Des émotions qui, selon l’anthropologue, sont petit à petit vouées à disparaître au dépend d’une volonté de diminuer les facteurs aléatoires dans les rencontres sportives. « Les enjeux financiers sont énormes pour les clubs. Le facteur chance tente donc d’être contrôlé au maximum. » Et plus les clubs sont riches[1], plus ils ont la possibilité de le faire. Les meilleurs joueurs sont ainsi recrutés dans les meilleures équipes. Les équipes qu’elles rencontrent n’ont souvent pas les armes pour lutter contre l’artillerie lourde proposée par les clubs majeurs. Ainsi, les résultats de ces rencontres sont quasiment annoncés avant même d’êtres jouées. Le suspense sportif en est donc réduit aux grands clubs. Heureusement, le sport restant du sport, quelques surprises voient le jour et une fois de temps en temps David envoie Goliath au tapis.

Pour le sociologue, les avancées technologiques seraient aussi un moyen de pallier au caractère aléatoire des rencontres sportives. « L’arbitrage vidéo met fin à tout débat, alors que la discussion, c’est l’essence même de la vie. Quand une équipe perd, la chute est plus difficile. Plus question de relativiser ou de déplacer la faute. Les joueurs et les spectateurs prennent conscience qu’ils sont les seuls responsables de leur échec. » Plus de gris sur les terrains de football. Désormais il faut choisir son camp : noir ou blanc.

« Paye, assieds toi et tais toi »

Les premières victimes de cette chasse à l’aléatoire, ne sont autres que les supporters. Comment vibrer lorsque l’on va voir un match en en connaissant déjà son issue ? Comment s’identifier à une équipe qui change tous les ans voire tous les six mois ?

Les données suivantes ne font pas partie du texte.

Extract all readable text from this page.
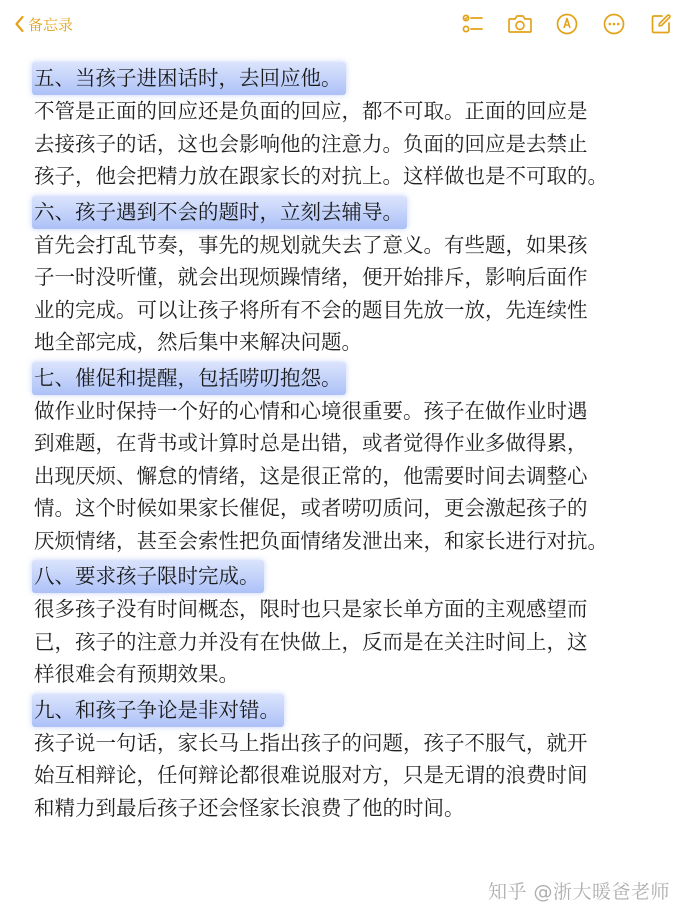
备忘录
五、当孩子进困话时，去回应他。
不管是正面的回应还是负面的回应，都不可取。正面的回应是
去接孩子的话，这也会影响他的注意力。负面的回应是去禁止
孩子，他会把精力放在跟家长的对抗上。这样做也是不可取的。
六、孩子遇到不会的题时，立刻去辅导。
首先会打乱节奏，事先的规划就失去了意义。有些题，如果孩
子一时没听懂，就会出现烦躁情绪，便开始排斥，影响后面作
业的完成。可以让孩子将所有不会的题目先放一放，先连续性
地全部完成，然后集中来解决问题。
七、催促和提醒，包括唠叨抱怨。
做作业时保持一个好的心情和心境很重要。孩子在做作业时遇
到难题，在背书或计算时总是出错，或者觉得作业多做得累，
出现厌烦、懈怠的情绪，这是很正常的，他需要时间去调整心
情。这个时候如果家长催促，或者唠叨质问，更会激起孩子的
厌烦情绪，甚至会索性把负面情绪发泄出来，和家长进行对抗。
八、要求孩子限时完成。
很多孩子没有时间概态，限时也只是家长单方面的主观感望而
已，孩子的注意力并没有在快做上，反而是在关注时间上，这
样很难会有预期效果。
九、和孩子争论是非对错。
孩子说一句话，家长马上指出孩子的问题，孩子不服气，就开
始互相辩论，任何辩论都很难说服对方，只是无谓的浪费时间
和精力到最后孩子还会怪家长浪费了他的时间。
知乎 @浙大暖爸老师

Au fil des années, le rôle du spectateur dans le stade a changé. Principale source de revenu dans les années 80, la billetterie représente seulement 1% du budget d’un club[2] aujourd’hui. Insignifiant. Et cela se ressent. Alors que les supporters faisaient partie intégrante de la vie du club, ils en sont aujourd’hui exclus : entraînements fermés, rencontres joueurs-supporters inexistantes… « Le spectateur est dépossédé de sa part de supportarisme, explique Bromberger. Dans un stade tout est sous contrôle. On assiste a une nouvelle politique d’encadrement des supporters : ‘le tout assis’. Ainsi, une nouvelle devise des organisateurs et des clubs a vu le jour : ‘paye, assieds toi et tais toi’. »

« Tais toi. »

Il est loin le temps des stades colorés aux sons folkloriques et farfelus. Le temps où l’on entendait des bruits sortis tout droit d’instruments artisanaux, fabriqués avec entrain. Dans les stades, cornemuses[3], assiettes en cartons, vieilles casseroles, tout était prétexte à se faire entendre. Les répertoires vocaux aussi variés qu’originaux étaient repris en chœur. « Nous entrons dans une forme de transition vers un spectacle aseptisé qui prive le public d’une participation active. C’est comme si on lui supprimait son rôle de douzième homme (statistiquement les équipes gagnent plus à domicile qu’à l’extérieur). Le côté coloré des tribunes est aussi en train de disparaître, la réglementation limite le pouvoir des supporters. Ainsi, en Italie, les banderoles sont interdites dans les stades. »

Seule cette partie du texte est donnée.